Dice san Mateo que «Jesús fue conducido por el Espíritu al desierto».

Es el Espíritu quien conduce a Jesús a vivir esta etapa. Es decir: para cumplir su misión Jesús debe pasar por el desierto. Es una imagen que en el Antiguo Testamento conecta inmediatamente con la liberación del pueblo que, después de atravesado el Mar Rojo, camina durante 40 años por el desierto.

Y es Dios quien conduce al pueblo. Y la pregunta que siempre podemos hacernos es la siguiente: ¿por qué el pueblo tuvo que caminar por 40 años para llegar a la tierra de Israel adonde se puede llegar —incluso caminando— en mucho menos que en 40 años?

El problema es que el recorrido que hace el pueblo es un recorrido de transformación. No están listos para entrar en la Tierra Prometida. De hecho en el Libro de los Números nosotros vemos que el pueblo llega bastante pronto a la Tierra Prometida, manda a los exploradores, recibe noticias, pero se negará a entrar. ¿Por qué?

Dicen los rabinos que se necesitó una noche para sacar a Israel de Egipto, pero después se necesitaron 40 años para sacar Egipto del corazón de los Israelitas.

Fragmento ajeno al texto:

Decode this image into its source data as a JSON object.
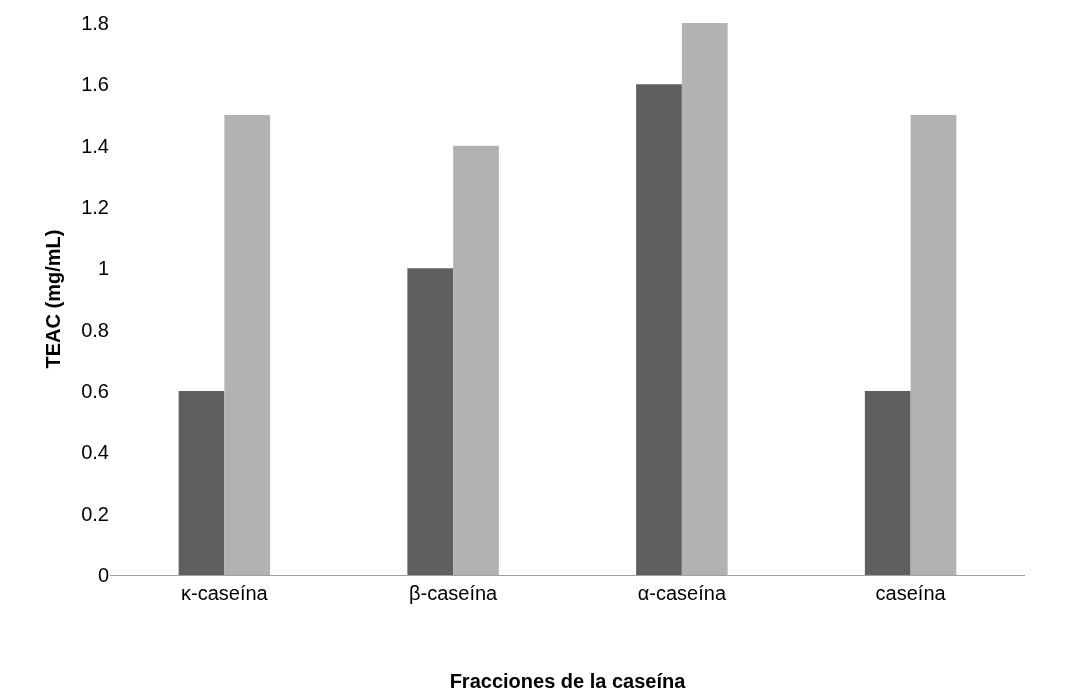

Entonces Jesús va al desierto porque debe pasar, debe entrar en esta lógica. La lógica de la salvación pasa por esta etapa: la etapa del momento vacío.

Entre el bien y el mal, entre la vida no redimida y la vida redimida hay una zona intermedia, una zona oscura que se llama «transformación».

El desierto —en la Biblia— es un lugar de cambio. Es un tiempo de transición, un tiempo de paso. No es un lugar donde se está de manera estable. No se vive en el desierto.El desierto se atraviesa. Por el desierto se pasa. Jesús debe pasar por estos 40 días para ser tentado por Satanás. 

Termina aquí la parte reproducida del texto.